All das hört sich zwar gut an, ist es aber leider nicht wirklich! Denn immer wieder wurde in Mühltal (aber auch in Darmstadt oder Seeheim) von der BI-Waldschutz Darmstadt und Dieburg festgestellt, dass Einschlagsmengen unnötig hoch ausfielen, dass auch während der Setz- und Brutzeiten gefällt wurde oder dass waldboldenzerstörende Harvester zum Einsatz kamen. Selbst die FSC-Kriterien stellen an vielen sensiblen Stellen nur einen dekorativen Kompromiß zwischen Ökologie und Ökonomie dar. Der FSC-Prüfungsablauf für Mühltal ist aktuell noch nicht abgeschlossen und es gibt bereits jetzt Kritik an die Vorgehensweise der Agentur IMO-Swiss, die im Auftrag des FSC die Waldwirtschaft begutachtet (mehr Infos: www.pro-walderhalt.de).

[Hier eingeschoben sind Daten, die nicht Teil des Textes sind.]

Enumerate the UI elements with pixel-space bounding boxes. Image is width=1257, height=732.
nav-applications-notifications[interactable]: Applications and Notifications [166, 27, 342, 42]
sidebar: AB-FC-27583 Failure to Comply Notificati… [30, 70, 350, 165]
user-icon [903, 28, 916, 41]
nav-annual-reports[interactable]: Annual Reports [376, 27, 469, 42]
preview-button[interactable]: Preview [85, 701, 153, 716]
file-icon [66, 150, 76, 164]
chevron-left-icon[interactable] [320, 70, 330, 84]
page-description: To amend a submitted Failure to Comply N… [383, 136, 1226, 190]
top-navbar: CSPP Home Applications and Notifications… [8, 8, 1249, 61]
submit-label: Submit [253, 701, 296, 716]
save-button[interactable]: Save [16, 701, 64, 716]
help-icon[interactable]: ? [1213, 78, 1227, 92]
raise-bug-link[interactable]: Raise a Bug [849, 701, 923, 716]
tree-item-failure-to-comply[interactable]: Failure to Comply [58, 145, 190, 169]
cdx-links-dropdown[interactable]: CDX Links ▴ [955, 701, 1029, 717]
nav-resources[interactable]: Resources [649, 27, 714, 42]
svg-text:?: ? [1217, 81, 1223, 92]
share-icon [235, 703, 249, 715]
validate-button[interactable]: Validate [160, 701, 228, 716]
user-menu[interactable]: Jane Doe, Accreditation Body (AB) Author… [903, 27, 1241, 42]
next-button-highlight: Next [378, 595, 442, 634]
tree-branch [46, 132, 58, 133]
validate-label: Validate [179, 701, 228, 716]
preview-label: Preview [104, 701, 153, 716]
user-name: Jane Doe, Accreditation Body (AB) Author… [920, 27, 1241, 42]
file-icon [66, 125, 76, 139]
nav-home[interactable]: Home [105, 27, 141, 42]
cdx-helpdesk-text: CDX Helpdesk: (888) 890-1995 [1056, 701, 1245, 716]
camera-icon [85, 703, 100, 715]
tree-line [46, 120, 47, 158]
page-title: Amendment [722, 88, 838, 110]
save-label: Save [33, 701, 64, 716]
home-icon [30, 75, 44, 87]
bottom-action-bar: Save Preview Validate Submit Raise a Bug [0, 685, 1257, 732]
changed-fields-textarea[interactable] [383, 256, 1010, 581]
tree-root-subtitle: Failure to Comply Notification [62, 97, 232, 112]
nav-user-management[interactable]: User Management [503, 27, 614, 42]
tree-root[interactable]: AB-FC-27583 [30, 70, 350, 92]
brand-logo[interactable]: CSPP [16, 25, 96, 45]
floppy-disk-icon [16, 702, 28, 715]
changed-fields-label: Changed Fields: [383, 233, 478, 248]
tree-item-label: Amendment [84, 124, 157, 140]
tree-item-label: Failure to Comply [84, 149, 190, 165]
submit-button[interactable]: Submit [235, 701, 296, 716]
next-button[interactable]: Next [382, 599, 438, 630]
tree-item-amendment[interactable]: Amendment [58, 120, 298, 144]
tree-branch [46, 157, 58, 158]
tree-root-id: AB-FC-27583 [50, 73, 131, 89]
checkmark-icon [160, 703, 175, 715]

Ein konsequenter Umstieg auf eine ökologische Waldnutzung, die ihren Namen auch verdient, ist deshalb unerläßlich. Die definitiv bessere Möglichkeit, ist eine Waldwirtschaft nach den „Naturland-Richtlinien“ zu betreiben. In Deutschland hat „Naturland“ die Standards gesetzt, an dem sich viele Zertifizierungssysteme orientiert haben. Der Naturland-Verband hat dazu - in Zusammenarbeit mit BUND, Greenpeace und Robin Wood - gültigere Richtlinien zur ökologischen Waldnutzung erarbeitet. Dabei ist die Kontrolle durch unabhängige Gutachter die Basis für die Glaubwürdigkeit des Naturland-Siegels.

Darmstadt, Seeheim oder Mühltal sollten den Beispielen aus u.a. Wiesbaden, München, Boppard, Hannover, Bonn oder Saarbrücken folgen und den eigenen Wald durch eine Zertifizierung  nach den Naturland-Richtlinien absichern. Ein solcher Wald wäre ein Gewinn für die Natur, hätte einen höheren Erholungswert und stellte ein Aushängeschild für unsere Waldregion dar. Finanziell machbar wäre dies übrigens ohne jedes Problem. Man müsste es nur wollen.

Fazit: FSC kann jeder, Naturland ist besser!